The lesson here is not simply the one the Sadducees sought – that marriage is not part of the resurrection future. But also that hope in the resurrection affects the way death contaminates our life now, our marriage now, our relationships now, our investments now, our care for non-human creation now, our determination to become somebody at all cost.

Jesus says the real power of hope comes not with surviving death, nor with continuing our memory and influence in this life. Real hope comes with the power of God.

And we only know what that really means by looking at what it meant for him. Jesus saw his life as a gift to be given… he went into the death-dealing world… the political back-stabbing conniving world, the insanely out of control world of public opinion… in agony over what he encountered and yet completely trusting in the deathless power of God. Every temptation, every possibility of dealing out death in turn, or of escaping from the enemy power of death was left behind. He stood in the place of death as a man whose only hope was in Abba and in resurrection and in the deathless power of God.

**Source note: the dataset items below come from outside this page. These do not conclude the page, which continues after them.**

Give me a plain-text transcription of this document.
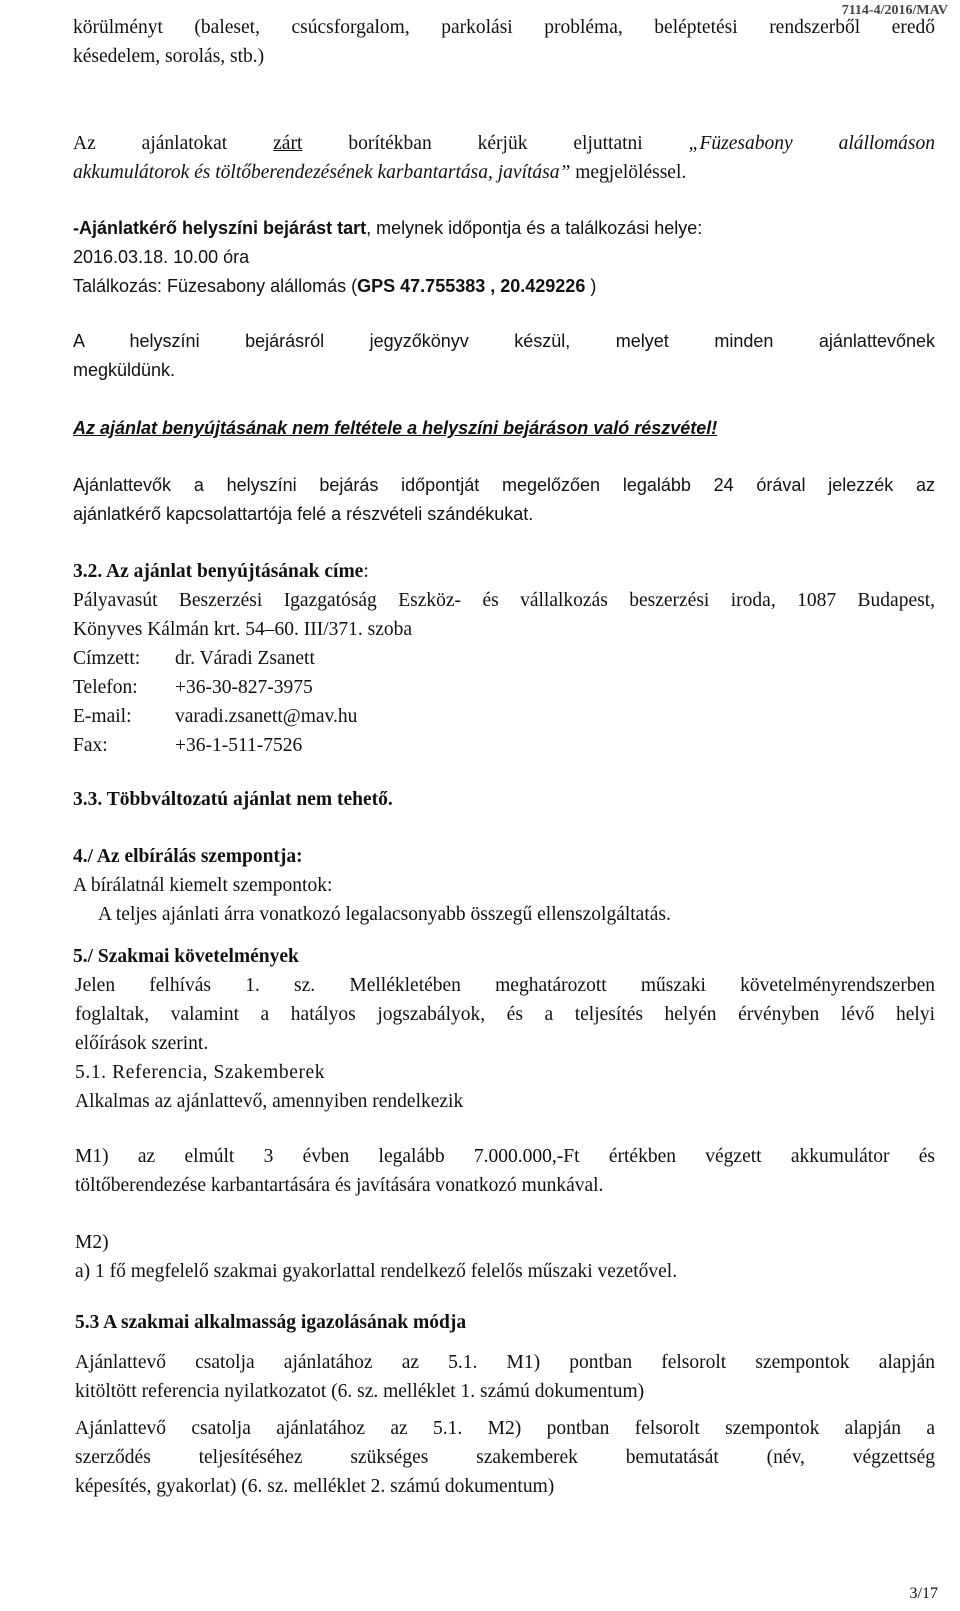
7114-4/2016/MAV
körülményt (baleset, csúcsforgalom, parkolási probléma, beléptetési rendszerből eredő
késedelem, sorolás, stb.)
Az ajánlatokat zárt borítékban kérjük eljuttatni „Füzesabony alállomáson
akkumulátorok és töltőberendezésének karbantartása, javítása” megjelöléssel.
-Ajánlatkérő helyszíni bejárást tart, melynek időpontja és a találkozási helye:
2016.03.18. 10.00 óra
Találkozás: Füzesabony alállomás (GPS 47.755383 , 20.429226 )
A helyszíni bejárásról jegyzőkönyv készül, melyet minden ajánlattevőnek
megküldünk.
Az ajánlat benyújtásának nem feltétele a helyszíni bejáráson való részvétel!
Ajánlattevők a helyszíni bejárás időpontját megelőzően legalább 24 órával jelezzék az
ajánlatkérő kapcsolattartója felé a részvételi szándékukat.
3.2. Az ajánlat benyújtásának címe:
Pályavasút Beszerzési Igazgatóság Eszköz- és vállalkozás beszerzési iroda, 1087 Budapest,
Könyves Kálmán krt. 54–60. III/371. szoba
Címzett: dr. Váradi Zsanett
Telefon: +36-30-827-3975
E-mail: varadi.zsanett@mav.hu
Fax:	+36-1-511-7526
3.3. Többváltozatú ajánlat nem tehető.
4./ Az elbírálás szempontja:
A bírálatnál kiemelt szempontok:
A teljes ajánlati árra vonatkozó legalacsonyabb összegű ellenszolgáltatás.
5./ Szakmai követelmények
Jelen felhívás 1. sz. Mellékletében meghatározott műszaki követelményrendszerben
foglaltak, valamint a hatályos jogszabályok, és a teljesítés helyén érvényben lévő helyi
előírások szerint.
5.1. Referencia, Szakemberek
Alkalmas az ajánlattevő, amennyiben rendelkezik
M1) az elmúlt 3 évben legalább 7.000.000,-Ft értékben végzett akkumulátor és
töltőberendezése karbantartására és javítására vonatkozó munkával.
M2)
a) 1 fő megfelelő szakmai gyakorlattal rendelkező felelős műszaki vezetővel.
5.3 A szakmai alkalmasság igazolásának módja
Ajánlattevő csatolja ajánlatához az 5.1. M1) pontban felsorolt szempontok alapján
kitöltött referencia nyilatkozatot (6. sz. melléklet 1. számú dokumentum)
Ajánlattevő csatolja ajánlatához az 5.1. M2) pontban felsorolt szempontok alapján a
szerződés teljesítéséhez szükséges szakemberek bemutatását (név, végzettség
képesítés, gyakorlat) (6. sz. melléklet 2. számú dokumentum)
3/17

So does it matter what you believe about resurrection? I guess for a follower of Jesus it’s not what you say you believe, or even think you believe, it’s where your heart is in the face of the power of death. Which is why we find ourselves so desperately dependent on grace, on the Spirit that was in Jesus… not just for life after death, but for life before death also.

This Sermon is indebted to the remarkably creative theological reflections of James Alison and to another sermon by John Davies

2 Comments leave one →
  1. John permalink
    November 8, 2010 3:36 am

    The only and necessary price or way to live deathlessly is to fully understand the meaning & significance of death, because until then every minute dimension of ones being is saturated with a hell deep fear and trembling.